ABSTRACT

The importance of A Game at Chess to theories of castration has not until now been recognized, largely because Freud himself never read it (or anything else by Middleton). Of course, Freud was not alone; except for specialists in English Renaissance drama, few people today even recognize the title. But the play was once as well known as anything by Middleton’s contemporary and sometime collaborator, William Shakespeare. Middleton’s last play had the longest consecutive run, the largest initial attendance, and the greatest ticket revenue of any play of the English Renaissance. In nine days in August 1624, A Game at Chess was seen by perhaps one-seventh of the total population of London, and many more who did not see it heard about it, or heard the “extraordinary applause” and “extraordinary concourse” of its audiences.
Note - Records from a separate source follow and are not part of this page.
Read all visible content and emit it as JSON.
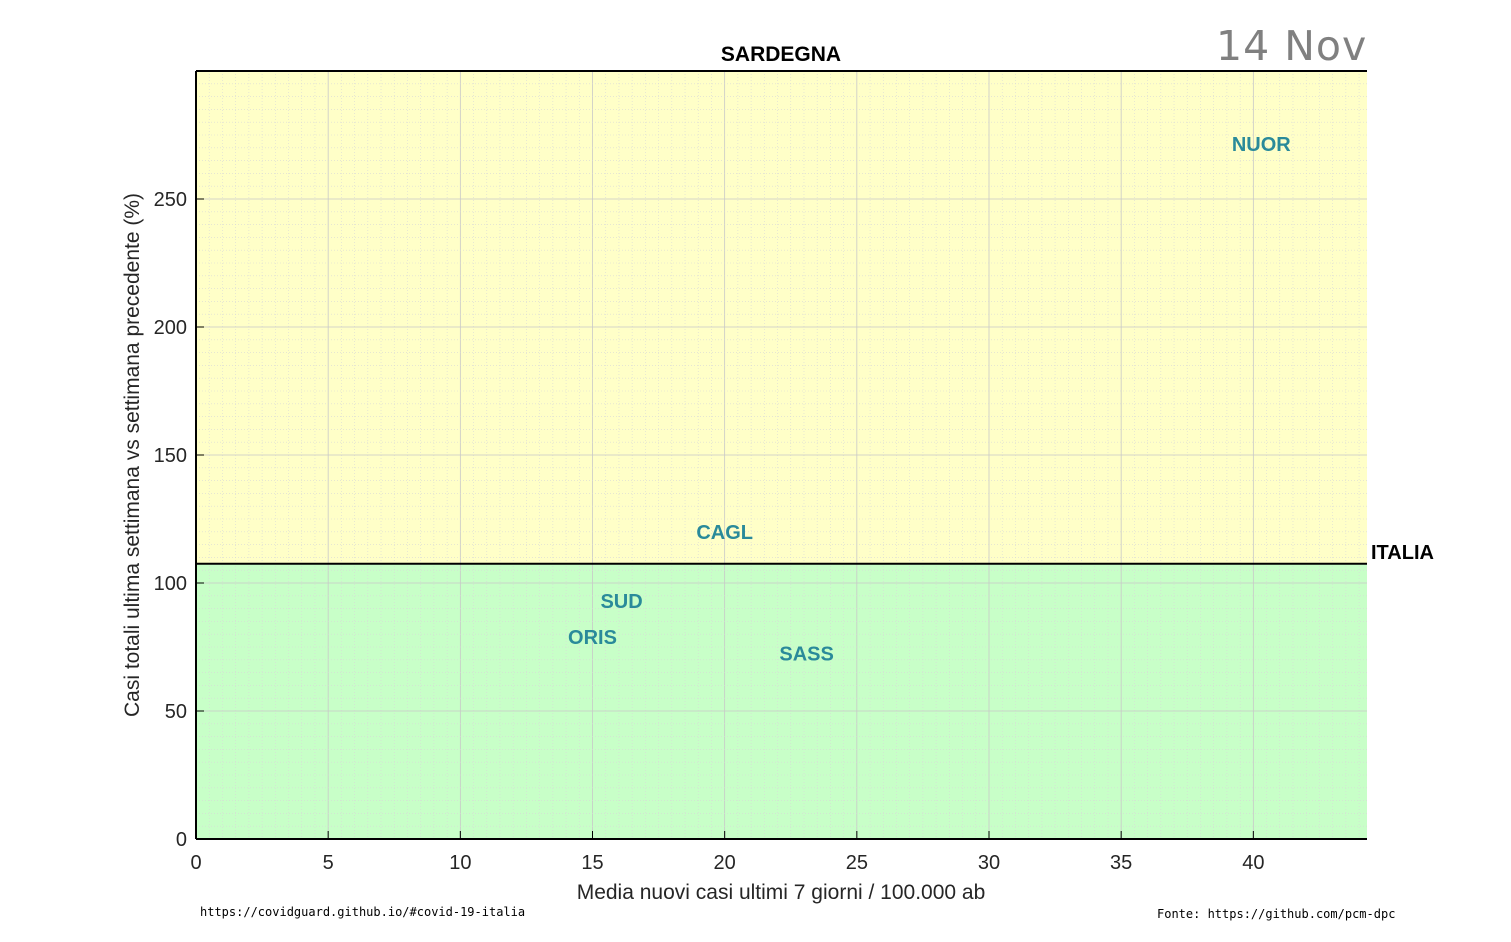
{
  "date_label": "14 Nov",
  "footer": {
    "left": "https://covidguard.github.io/#covid-19-italia",
    "right": "Fonte: https://github.com/pcm-dpc"
  },
  "colors": {
    "upper_zone": "#ffffc8",
    "lower_zone": "#c8ffc8",
    "point_label": "#2a8a9a",
    "reference_line": "#000000"
  },
  "chart_data": {
    "type": "scatter",
    "title": "SARDEGNA",
    "xlabel": "Media nuovi casi ultimi 7 giorni / 100.000 ab",
    "ylabel": "Casi totali ultima settimana vs settimana precedente (%)",
    "xlim": [
      0,
      44.3
    ],
    "ylim": [
      0,
      300
    ],
    "xticks": [
      0,
      5,
      10,
      15,
      20,
      25,
      30,
      35,
      40
    ],
    "yticks": [
      0,
      50,
      100,
      150,
      200,
      250
    ],
    "grid": true,
    "reference_line": {
      "label": "ITALIA",
      "y": 107.5
    },
    "points": [
      {
        "label": "NUOR",
        "x": 40.3,
        "y": 271.5
      },
      {
        "label": "CAGL",
        "x": 20.0,
        "y": 120.0
      },
      {
        "label": "SUD",
        "x": 16.1,
        "y": 93.0
      },
      {
        "label": "ORIS",
        "x": 15.0,
        "y": 79.0
      },
      {
        "label": "SASS",
        "x": 23.1,
        "y": 72.5
      }
    ]
  }
}
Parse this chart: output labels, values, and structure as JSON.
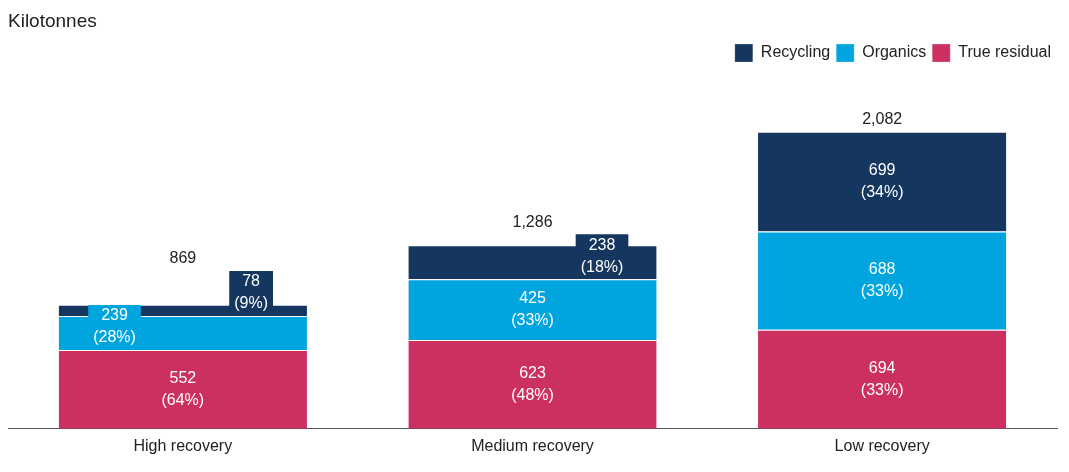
{
  "chart_data": {
    "type": "bar",
    "stacked": true,
    "annotations": [
      "Kilotonnes"
    ],
    "legend": "top right",
    "categories": [
      "High recovery",
      "Medium recovery",
      "Low recovery"
    ],
    "series": [
      {
        "name": "True residual",
        "color": "#cc3060",
        "values": [
          552,
          623,
          694
        ],
        "value_labels": [
          "552\n(64%)",
          "623\n(48%)",
          "694\n(33%)"
        ]
      },
      {
        "name": "Organics",
        "color": "#00a5df",
        "values": [
          239,
          425,
          688
        ],
        "value_labels": [
          "239\n(28%)",
          "425\n(33%)",
          "688\n(33%)"
        ]
      },
      {
        "name": "Recycling",
        "color": "#14365f",
        "values": [
          78,
          238,
          699
        ],
        "value_labels": [
          "78\n(9%)",
          "238\n(18%)",
          "699\n(34%)"
        ]
      }
    ],
    "totals": [
      "869",
      "1,286",
      "2,082"
    ]
  }
}
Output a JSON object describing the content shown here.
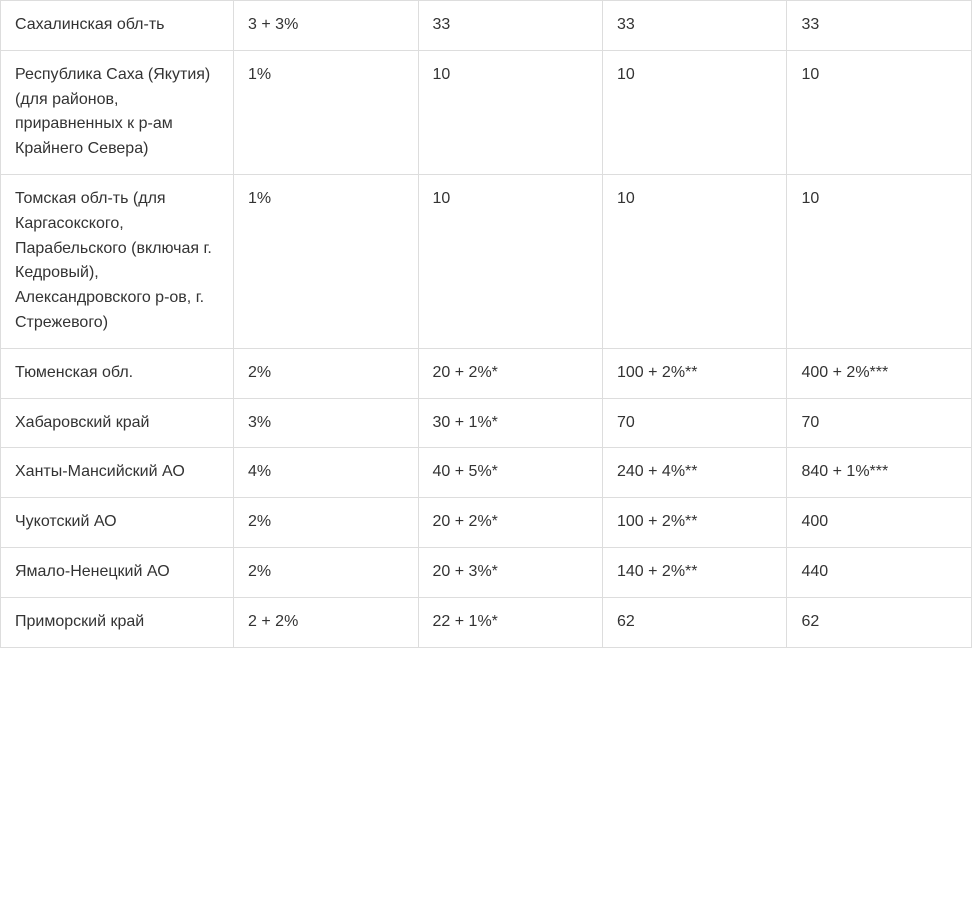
{
  "table": {
    "type": "table",
    "background_color": "#ffffff",
    "border_color": "#dddddd",
    "text_color": "#333333",
    "font_size_pt": 12,
    "column_widths_pct": [
      24,
      19,
      19,
      19,
      19
    ],
    "cell_alignment": "left",
    "cell_vertical_align": "top",
    "rows": [
      {
        "region": "Сахалинская обл-ть",
        "c1": "3 + 3%",
        "c2": "33",
        "c3": "33",
        "c4": "33"
      },
      {
        "region": "Республика Саха (Якутия) (для районов, приравненных к р-ам Крайнего Севера)",
        "c1": "1%",
        "c2": "10",
        "c3": "10",
        "c4": "10"
      },
      {
        "region": "Томская обл-ть (для Каргасокского, Парабельского (включая г. Кедровый), Александровского р-ов, г. Стрежевого)",
        "c1": "1%",
        "c2": "10",
        "c3": "10",
        "c4": "10"
      },
      {
        "region": "Тюменская обл.",
        "c1": "2%",
        "c2": "20 + 2%*",
        "c3": "100 + 2%**",
        "c4": "400 + 2%***"
      },
      {
        "region": "Хабаровский край",
        "c1": "3%",
        "c2": "30 + 1%*",
        "c3": "70",
        "c4": "70"
      },
      {
        "region": "Ханты-Мансийский АО",
        "c1": "4%",
        "c2": "40 + 5%*",
        "c3": "240 + 4%**",
        "c4": "840 + 1%***"
      },
      {
        "region": "Чукотский АО",
        "c1": "2%",
        "c2": "20 + 2%*",
        "c3": "100 + 2%**",
        "c4": "400"
      },
      {
        "region": "Ямало-Ненецкий АО",
        "c1": "2%",
        "c2": "20 + 3%*",
        "c3": "140 + 2%**",
        "c4": "440"
      },
      {
        "region": "Приморский край",
        "c1": "2 + 2%",
        "c2": "22 + 1%*",
        "c3": "62",
        "c4": "62"
      }
    ]
  }
}
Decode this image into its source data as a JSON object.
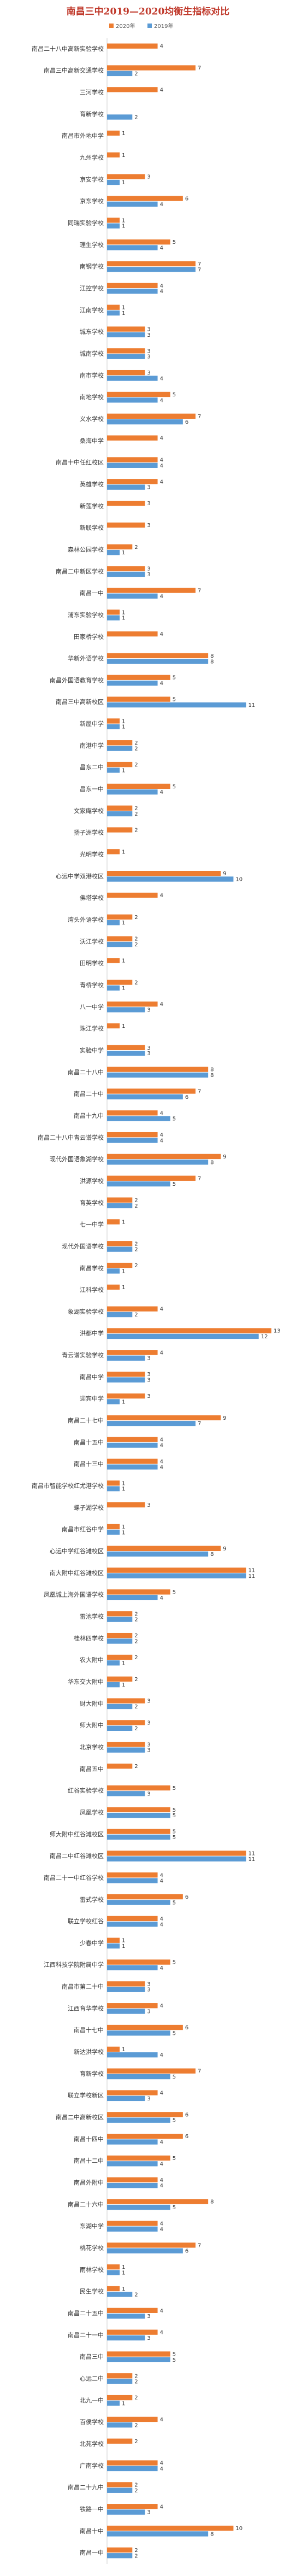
{
  "chart_data": {
    "type": "hbar",
    "title": "南昌三中2019—2020均衡生指标对比",
    "categories": [
      "南昌二十八中高新实验学校",
      "南昌三中高新交通学校",
      "三河学校",
      "育新学校",
      "南昌市外地中学",
      "九州学校",
      "京安学校",
      "京东学校",
      "同瑞实验学校",
      "理生学校",
      "南钢学校",
      "江控学校",
      "江南学校",
      "城东学校",
      "城南学校",
      "南市学校",
      "南地学校",
      "义水学校",
      "桑海中学",
      "南昌十中任红校区",
      "英雄学校",
      "新莲学校",
      "新联学校",
      "森林公园学校",
      "南昌二中新区学校",
      "南昌一中",
      "浦东实验学校",
      "田家桥学校",
      "华新外语学校",
      "南昌外国语教育学校",
      "南昌三中高新校区",
      "新屋中学",
      "南港中学",
      "昌东二中",
      "昌东一中",
      "文家庵学校",
      "扬子洲学校",
      "光明学校",
      "心远中学双港校区",
      "佛塔学校",
      "湾头外语学校",
      "沃江学校",
      "田明学校",
      "青桥学校",
      "八一中学",
      "珠江学校",
      "实验中学",
      "南昌二十八中",
      "南昌二十中",
      "南昌十九中",
      "南昌二十八中青云谱学校",
      "现代外国语象湖学校",
      "洪源学校",
      "育英学校",
      "七一中学",
      "现代外国语学校",
      "南昌学校",
      "江科学校",
      "象湖实验学校",
      "洪都中学",
      "青云谱实验学校",
      "南昌中学",
      "迎宾中学",
      "南昌二十七中",
      "南昌十五中",
      "南昌十三中",
      "南昌市智能学校红尤港学校",
      "螺子湖学校",
      "南昌市红谷中学",
      "心远中学红谷滩校区",
      "南大附中红谷滩校区",
      "凤凰城上海外国语学校",
      "雷池学校",
      "桂林四学校",
      "农大附中",
      "华东交大附中",
      "财大附中",
      "师大附中",
      "北京学校",
      "南昌五中",
      "红谷实验学校",
      "凤凰学校",
      "师大附中红谷滩校区",
      "南昌二中红谷滩校区",
      "南昌二十一中红谷学校",
      "雷式学校",
      "联立学校红谷",
      "少春中学",
      "江西科技学院附属中学",
      "南昌市第二十中",
      "江西育华学校",
      "南昌十七中",
      "新达洪学校",
      "育新学校",
      "联立学校新区",
      "南昌二中高新校区",
      "南昌十四中",
      "南昌十二中",
      "南昌外附中",
      "南昌二十六中",
      "东湖中学",
      "桃花学校",
      "雨林学校",
      "民生学校",
      "南昌二十五中",
      "南昌二十一中",
      "南昌三中",
      "心远二中",
      "北九一中",
      "百侯学校",
      "北苑学校",
      "广南学校",
      "南昌二十九中",
      "铁路一中",
      "南昌十中",
      "南昌一中"
    ],
    "series": [
      {
        "name": "2020年",
        "color": "#ed7d31",
        "values": [
          4,
          7,
          4,
          null,
          1,
          1,
          3,
          6,
          1,
          5,
          7,
          4,
          1,
          3,
          3,
          3,
          5,
          7,
          4,
          4,
          4,
          3,
          3,
          2,
          3,
          7,
          1,
          4,
          8,
          5,
          5,
          1,
          2,
          2,
          5,
          2,
          2,
          1,
          9,
          4,
          2,
          2,
          1,
          2,
          4,
          1,
          3,
          8,
          7,
          4,
          4,
          9,
          7,
          2,
          1,
          2,
          2,
          1,
          4,
          13,
          4,
          3,
          3,
          9,
          4,
          4,
          1,
          3,
          1,
          9,
          11,
          5,
          2,
          2,
          2,
          2,
          3,
          3,
          3,
          2,
          5,
          5,
          5,
          11,
          4,
          6,
          4,
          1,
          5,
          3,
          4,
          6,
          1,
          7,
          4,
          6,
          6,
          5,
          4,
          8,
          4,
          7,
          1,
          1,
          4,
          4,
          5,
          2,
          2,
          4,
          2,
          4,
          2,
          4,
          10,
          2
        ]
      },
      {
        "name": "2019年",
        "color": "#5b9bd5",
        "values": [
          null,
          2,
          null,
          2,
          null,
          null,
          1,
          4,
          1,
          4,
          7,
          4,
          1,
          3,
          3,
          4,
          4,
          6,
          null,
          4,
          3,
          null,
          null,
          1,
          3,
          4,
          1,
          null,
          8,
          4,
          11,
          1,
          2,
          1,
          4,
          2,
          null,
          null,
          10,
          null,
          1,
          2,
          null,
          1,
          3,
          null,
          3,
          8,
          6,
          5,
          4,
          8,
          5,
          2,
          null,
          2,
          1,
          null,
          2,
          12,
          3,
          3,
          1,
          7,
          4,
          4,
          1,
          null,
          1,
          8,
          11,
          4,
          2,
          2,
          1,
          1,
          2,
          2,
          3,
          null,
          3,
          5,
          5,
          11,
          4,
          5,
          4,
          1,
          4,
          3,
          3,
          5,
          4,
          5,
          3,
          5,
          4,
          4,
          4,
          5,
          4,
          6,
          1,
          2,
          3,
          3,
          5,
          2,
          1,
          2,
          null,
          4,
          2,
          3,
          8,
          2
        ]
      }
    ],
    "xlim": [
      0,
      14
    ]
  }
}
It stimulated more immediate commentary than any play, masque, or pageant of its age. Accounts of it were dispatched to Brussels, Florence, Madrid, Paris, and Venice. In England, it was rumored to have received a secret performance at court; certainly, it provoked legal action by the king, the lord chamberlain, and the Privy Council. It

survives in more manuscript texts and appeared in more editions in one year (and in more surreptitious editions) than any other early modern play. And it was the first individual English play published with an (expensive) engraved title page-in fact, it was published with both the first and the second such engraved title page (because the third printing supplied a new engraving).